[Impala-ASF-CR] IMPALA-5843: Use page index in Parquet files to skip pages

Csaba Ringhofer (Code Review) Thu, 28 Feb 2019 14:12:35 -0800

Csaba Ringhofer has posted comments on this change. ( 
http://gerrit.cloudera.org:8080/12065 )


Change subject: IMPALA-5843: Use page index in Parquet files to skip pages
......................................................................


Patch Set 5:

(31 comments)

Great work with the tests!

I am generally ok with the patch, my only complaint is that 
parquet-column-readers.cc became even more ridiculously complex. I would 
welcome any idea do make it somewhat simpler even at the cast of small 
performance regressions in some cases.

http://gerrit.cloudera.org:8080/#/c/12065/5//COMMIT_MSG
Commit Message:

http://gerrit.cloudera.org:8080/#/c/12065/5//COMMIT_MSG@30
PS5, Line 30: Testing
I am curious: did you run FE/EE tests on data that was loaded with Parquet 
index writing turned on? I would expect some planner tests to be broken by the 
changed file sizes.


http://gerrit.cloudera.org:8080/#/c/12065/5/be/src/exec/hdfs-scan-node-base.cc
File be/src/exec/hdfs-scan-node-base.cc:

http://gerrit.cloudera.org:8080/#/c/12065/5/be/src/exec/hdfs-scan-node-base.cc@610
PS5, Line 610:   buffer_opts, move(sub_ranges), metadata);
nit: indentation


http://gerrit.cloudera.org:8080/#/c/12065/5/be/src/exec/parquet/hdfs-parquet-scanner.h
File be/src/exec/parquet/hdfs-parquet-scanner.h:

http://gerrit.cloudera.org:8080/#/c/12065/5/be/src/exec/parquet/hdfs-parquet-scanner.h@324
PS5, Line 324: /// the ScannerContext.
It would be very nice to extend this documentation with some high level info on 
page filtering and row skipping.


http://gerrit.cloudera.org:8080/#/c/12065/5/be/src/exec/parquet/hdfs-parquet-scanner.h@413
PS5, Line 413: /// Contains the leftover ranges after evaluating the Page index.
It could be mentioned that empty candidate_ranges_ means that there is no page 
filtering, so every page is needed.


http://gerrit.cloudera.org:8080/#/c/12065/5/be/src/exec/parquet/hdfs-parquet-scanner.h@462
PS5, Line 462:   /// Number of pages that need to be read.
             :   RuntimeProfile::Counter* num_pages_counter_;
The comment is a bit confusing: pages dropped by stats filtering do not "have 
to be read", while num_pages_counter_ seems to contain the total number of 
pages.


http://gerrit.cloudera.org:8080/#/c/12065/5/be/src/exec/parquet/hdfs-parquet-scanner.h@464
PS5, Line 464:
It could be also useful to also track partially filtered pages. This could make 
tests more exact and help in the future if we want to experiment with writing 
pages in an aligned way. I am ok with not doing it in this patch.

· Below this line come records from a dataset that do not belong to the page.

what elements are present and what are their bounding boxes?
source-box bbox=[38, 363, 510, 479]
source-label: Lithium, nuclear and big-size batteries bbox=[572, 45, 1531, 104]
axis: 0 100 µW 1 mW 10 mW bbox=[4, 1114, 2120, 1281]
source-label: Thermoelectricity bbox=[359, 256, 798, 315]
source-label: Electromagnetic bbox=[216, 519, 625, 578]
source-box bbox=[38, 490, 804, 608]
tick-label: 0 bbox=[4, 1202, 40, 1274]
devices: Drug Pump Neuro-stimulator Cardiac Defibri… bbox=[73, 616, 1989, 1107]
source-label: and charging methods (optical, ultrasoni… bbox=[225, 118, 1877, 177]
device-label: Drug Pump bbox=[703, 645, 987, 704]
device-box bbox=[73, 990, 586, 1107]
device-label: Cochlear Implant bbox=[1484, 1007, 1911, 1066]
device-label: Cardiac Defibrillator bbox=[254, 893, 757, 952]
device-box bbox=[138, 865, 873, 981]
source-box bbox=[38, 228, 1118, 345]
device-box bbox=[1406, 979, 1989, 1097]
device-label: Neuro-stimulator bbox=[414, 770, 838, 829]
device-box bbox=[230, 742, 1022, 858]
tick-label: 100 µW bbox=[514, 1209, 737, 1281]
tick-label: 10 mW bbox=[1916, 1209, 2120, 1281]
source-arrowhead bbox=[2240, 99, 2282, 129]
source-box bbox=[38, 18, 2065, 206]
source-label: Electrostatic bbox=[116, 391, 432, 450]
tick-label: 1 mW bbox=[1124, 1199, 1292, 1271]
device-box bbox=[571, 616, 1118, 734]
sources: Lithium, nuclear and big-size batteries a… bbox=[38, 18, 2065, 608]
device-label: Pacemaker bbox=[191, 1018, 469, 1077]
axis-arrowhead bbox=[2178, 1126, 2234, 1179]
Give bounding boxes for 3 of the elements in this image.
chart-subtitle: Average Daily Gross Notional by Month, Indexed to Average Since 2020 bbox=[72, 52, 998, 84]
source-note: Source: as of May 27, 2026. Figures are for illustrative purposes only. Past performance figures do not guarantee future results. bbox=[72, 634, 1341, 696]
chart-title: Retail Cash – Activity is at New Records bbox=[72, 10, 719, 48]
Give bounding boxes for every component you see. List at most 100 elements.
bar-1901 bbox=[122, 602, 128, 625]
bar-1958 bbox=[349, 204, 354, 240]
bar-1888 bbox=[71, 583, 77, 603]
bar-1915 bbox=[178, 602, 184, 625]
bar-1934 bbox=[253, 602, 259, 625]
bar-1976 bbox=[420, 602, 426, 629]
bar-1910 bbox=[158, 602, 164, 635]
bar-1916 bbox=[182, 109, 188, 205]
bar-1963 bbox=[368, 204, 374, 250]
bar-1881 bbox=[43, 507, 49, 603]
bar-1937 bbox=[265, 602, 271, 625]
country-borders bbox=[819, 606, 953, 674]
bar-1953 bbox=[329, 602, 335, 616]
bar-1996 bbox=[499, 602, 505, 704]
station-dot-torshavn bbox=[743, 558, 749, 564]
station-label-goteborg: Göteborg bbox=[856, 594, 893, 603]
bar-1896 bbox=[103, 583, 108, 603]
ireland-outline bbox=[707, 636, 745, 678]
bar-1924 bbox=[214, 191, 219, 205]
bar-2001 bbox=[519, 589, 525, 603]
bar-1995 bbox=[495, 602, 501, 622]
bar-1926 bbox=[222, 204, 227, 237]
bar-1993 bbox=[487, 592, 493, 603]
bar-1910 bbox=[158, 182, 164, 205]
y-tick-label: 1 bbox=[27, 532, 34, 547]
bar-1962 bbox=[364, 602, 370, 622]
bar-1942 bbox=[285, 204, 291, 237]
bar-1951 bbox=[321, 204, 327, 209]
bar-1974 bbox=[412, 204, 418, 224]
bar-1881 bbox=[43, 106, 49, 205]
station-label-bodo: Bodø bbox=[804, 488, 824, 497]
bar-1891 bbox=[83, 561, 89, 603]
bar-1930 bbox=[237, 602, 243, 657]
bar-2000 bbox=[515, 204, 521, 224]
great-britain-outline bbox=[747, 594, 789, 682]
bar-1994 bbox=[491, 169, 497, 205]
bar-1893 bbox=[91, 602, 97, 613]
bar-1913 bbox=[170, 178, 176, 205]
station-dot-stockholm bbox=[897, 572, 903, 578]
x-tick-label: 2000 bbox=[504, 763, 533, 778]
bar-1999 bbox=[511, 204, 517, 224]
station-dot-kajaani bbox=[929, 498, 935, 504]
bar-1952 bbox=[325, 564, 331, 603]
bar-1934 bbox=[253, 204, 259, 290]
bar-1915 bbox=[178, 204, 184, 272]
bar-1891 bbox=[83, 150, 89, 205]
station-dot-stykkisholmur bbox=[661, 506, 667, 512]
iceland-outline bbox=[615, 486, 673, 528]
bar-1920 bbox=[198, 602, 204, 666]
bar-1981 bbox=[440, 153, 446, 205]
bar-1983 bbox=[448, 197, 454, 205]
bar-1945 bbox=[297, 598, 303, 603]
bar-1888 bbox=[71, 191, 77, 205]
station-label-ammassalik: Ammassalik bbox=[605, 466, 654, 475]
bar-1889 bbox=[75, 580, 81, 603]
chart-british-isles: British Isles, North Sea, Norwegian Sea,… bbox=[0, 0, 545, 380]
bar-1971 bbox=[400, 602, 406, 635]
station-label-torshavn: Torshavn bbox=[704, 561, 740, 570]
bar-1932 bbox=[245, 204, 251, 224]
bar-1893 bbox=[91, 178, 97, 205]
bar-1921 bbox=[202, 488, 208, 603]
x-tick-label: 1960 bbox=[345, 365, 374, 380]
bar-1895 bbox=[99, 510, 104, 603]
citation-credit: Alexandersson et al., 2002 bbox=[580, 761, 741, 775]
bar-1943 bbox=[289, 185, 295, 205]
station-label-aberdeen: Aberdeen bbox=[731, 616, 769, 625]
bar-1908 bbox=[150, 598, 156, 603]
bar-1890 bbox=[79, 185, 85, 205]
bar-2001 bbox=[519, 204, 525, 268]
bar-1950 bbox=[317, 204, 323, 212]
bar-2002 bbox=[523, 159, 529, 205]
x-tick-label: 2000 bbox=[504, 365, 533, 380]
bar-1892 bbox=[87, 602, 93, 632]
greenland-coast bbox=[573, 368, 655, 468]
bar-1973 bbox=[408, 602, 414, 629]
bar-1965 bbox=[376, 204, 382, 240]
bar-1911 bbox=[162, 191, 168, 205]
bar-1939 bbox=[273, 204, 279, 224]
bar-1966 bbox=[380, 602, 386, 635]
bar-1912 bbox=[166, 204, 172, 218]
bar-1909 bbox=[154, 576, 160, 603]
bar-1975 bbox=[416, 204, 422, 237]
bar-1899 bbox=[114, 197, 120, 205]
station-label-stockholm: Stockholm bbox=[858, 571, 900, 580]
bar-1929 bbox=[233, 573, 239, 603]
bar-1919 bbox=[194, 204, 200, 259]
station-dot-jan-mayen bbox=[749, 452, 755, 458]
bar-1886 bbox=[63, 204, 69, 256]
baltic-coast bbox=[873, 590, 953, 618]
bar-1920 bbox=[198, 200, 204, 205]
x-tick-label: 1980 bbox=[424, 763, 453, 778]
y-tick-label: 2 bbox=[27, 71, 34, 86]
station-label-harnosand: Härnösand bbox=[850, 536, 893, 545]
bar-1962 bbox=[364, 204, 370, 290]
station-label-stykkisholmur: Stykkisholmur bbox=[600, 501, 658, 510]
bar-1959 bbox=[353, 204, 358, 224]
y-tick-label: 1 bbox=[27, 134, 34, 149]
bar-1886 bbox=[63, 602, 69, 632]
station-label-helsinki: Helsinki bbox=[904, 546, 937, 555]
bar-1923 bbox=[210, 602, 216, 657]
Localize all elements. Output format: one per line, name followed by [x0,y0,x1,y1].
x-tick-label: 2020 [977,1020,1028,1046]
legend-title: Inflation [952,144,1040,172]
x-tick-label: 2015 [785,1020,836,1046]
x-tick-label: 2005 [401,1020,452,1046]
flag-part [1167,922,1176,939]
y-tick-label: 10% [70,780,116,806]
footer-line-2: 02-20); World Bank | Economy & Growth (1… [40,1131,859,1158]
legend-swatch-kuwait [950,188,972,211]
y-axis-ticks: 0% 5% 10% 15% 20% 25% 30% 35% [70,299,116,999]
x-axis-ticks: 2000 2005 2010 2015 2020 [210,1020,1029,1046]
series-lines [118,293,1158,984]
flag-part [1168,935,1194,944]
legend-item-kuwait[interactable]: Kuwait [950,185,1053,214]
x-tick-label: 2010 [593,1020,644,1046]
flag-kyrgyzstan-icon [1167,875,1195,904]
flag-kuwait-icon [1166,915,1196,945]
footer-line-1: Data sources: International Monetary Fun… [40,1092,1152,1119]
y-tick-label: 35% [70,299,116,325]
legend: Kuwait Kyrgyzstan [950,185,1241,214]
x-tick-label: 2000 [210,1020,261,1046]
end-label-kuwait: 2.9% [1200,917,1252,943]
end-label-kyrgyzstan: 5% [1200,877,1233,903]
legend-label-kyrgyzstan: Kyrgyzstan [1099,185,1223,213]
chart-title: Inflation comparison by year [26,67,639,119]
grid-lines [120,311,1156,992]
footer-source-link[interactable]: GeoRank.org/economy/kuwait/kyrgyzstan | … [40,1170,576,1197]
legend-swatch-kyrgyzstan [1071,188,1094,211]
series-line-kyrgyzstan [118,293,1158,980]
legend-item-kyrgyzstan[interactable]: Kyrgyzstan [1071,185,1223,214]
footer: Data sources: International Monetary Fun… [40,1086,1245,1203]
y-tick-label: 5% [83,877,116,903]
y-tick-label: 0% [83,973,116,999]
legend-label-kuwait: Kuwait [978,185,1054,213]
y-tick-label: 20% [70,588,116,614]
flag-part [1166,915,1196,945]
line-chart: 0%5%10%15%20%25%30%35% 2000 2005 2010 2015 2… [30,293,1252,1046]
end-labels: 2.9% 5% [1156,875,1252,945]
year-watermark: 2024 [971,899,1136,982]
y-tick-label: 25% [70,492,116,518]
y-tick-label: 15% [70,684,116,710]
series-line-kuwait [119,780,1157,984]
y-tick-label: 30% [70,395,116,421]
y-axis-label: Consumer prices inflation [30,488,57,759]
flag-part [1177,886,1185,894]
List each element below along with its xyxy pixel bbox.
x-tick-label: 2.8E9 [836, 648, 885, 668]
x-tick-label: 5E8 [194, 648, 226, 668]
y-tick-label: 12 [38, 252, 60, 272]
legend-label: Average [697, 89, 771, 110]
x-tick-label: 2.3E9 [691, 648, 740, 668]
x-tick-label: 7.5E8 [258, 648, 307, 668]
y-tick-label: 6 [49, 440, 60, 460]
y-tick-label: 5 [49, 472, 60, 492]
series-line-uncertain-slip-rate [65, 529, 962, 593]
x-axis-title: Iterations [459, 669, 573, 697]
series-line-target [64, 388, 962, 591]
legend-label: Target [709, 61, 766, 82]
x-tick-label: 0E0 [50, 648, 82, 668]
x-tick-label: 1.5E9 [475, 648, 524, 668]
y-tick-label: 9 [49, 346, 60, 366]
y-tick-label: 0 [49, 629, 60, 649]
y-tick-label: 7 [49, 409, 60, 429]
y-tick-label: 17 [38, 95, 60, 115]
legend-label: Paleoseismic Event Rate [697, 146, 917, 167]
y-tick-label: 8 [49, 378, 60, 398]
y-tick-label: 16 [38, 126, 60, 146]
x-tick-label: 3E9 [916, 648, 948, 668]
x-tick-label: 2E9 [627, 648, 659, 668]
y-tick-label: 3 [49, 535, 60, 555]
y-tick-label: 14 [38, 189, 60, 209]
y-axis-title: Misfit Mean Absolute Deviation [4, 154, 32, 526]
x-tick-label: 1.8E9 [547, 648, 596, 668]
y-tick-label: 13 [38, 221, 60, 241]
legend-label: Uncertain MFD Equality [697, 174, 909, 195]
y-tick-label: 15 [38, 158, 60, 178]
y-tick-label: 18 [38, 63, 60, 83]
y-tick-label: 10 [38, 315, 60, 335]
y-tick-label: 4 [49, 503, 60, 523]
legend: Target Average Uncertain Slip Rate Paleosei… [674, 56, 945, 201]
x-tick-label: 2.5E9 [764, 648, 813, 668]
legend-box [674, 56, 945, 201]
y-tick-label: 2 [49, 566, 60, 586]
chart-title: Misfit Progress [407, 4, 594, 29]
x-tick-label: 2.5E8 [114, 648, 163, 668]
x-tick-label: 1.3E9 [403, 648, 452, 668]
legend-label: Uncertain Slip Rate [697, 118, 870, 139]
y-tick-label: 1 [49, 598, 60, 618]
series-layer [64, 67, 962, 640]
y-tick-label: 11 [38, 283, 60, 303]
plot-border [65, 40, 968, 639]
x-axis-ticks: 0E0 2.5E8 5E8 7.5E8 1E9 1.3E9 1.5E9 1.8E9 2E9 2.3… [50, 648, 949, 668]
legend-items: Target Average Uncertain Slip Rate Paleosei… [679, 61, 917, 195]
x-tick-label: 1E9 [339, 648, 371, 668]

Another idea for an extra stat is to track two kind of filtered pages 
separately:
- those that were dropped directly by a predicate on their column
- those that were dropped because they were completely covered with skipped row 
ranges


http://gerrit.cloudera.org:8080/#/c/12065/5/be/src/exec/parquet/hdfs-parquet-scanner.h@512
PS5, Line 512: initialize
nit: initializing?


http://gerrit.cloudera.org:8080/#/c/12065/5/be/src/exec/parquet/hdfs-parquet-scanner.h@523
PS5, Line 523: agrees
nit: agree


http://gerrit.cloudera.org:8080/#/c/12065/5/be/src/exec/parquet/hdfs-parquet-scanner.cc
File be/src/exec/parquet/hdfs-parquet-scanner.cc:

http://gerrit.cloudera.org:8080/#/c/12065/5/be/src/exec/parquet/hdfs-parquet-scanner.cc@810
PS5, Line 810: num_pages_counter_
This is the only place I found where this counter is incremented, which means 
that it will remain 0 if no page filtering occurred. I would prefer to always 
set it.


http://gerrit.cloudera.org:8080/#/c/12065/5/be/src/exec/parquet/hdfs-parquet-scanner.cc@1816
PS5, Line 1816: candidate_ranges_.empty()
expected_rows_in_group could become a member and the effect of page filtering 
could be applied to it, so this test would be still valid in scans with 
filtered pages.


http://gerrit.cloudera.org:8080/#/c/12065/5/be/src/exec/parquet/hdfs-parquet-scanner.cc@1846
PS5, Line 1846:     if (candidate_ranges_.empty()) 
DCHECK_EQ(reader->num_values_read_, num_values_read);
              :     // ReadDataPage() uses metadata_->num_values to determine 
when the column's done
              :     DCHECK(!candidate_ranges_.empty() ||
              :         (reader->num_values_read_ == 
reader->metadata_->num_values ||
              :         !state_->abort_on_error()));
Is it possible to "revive" these tests in the page filtered world?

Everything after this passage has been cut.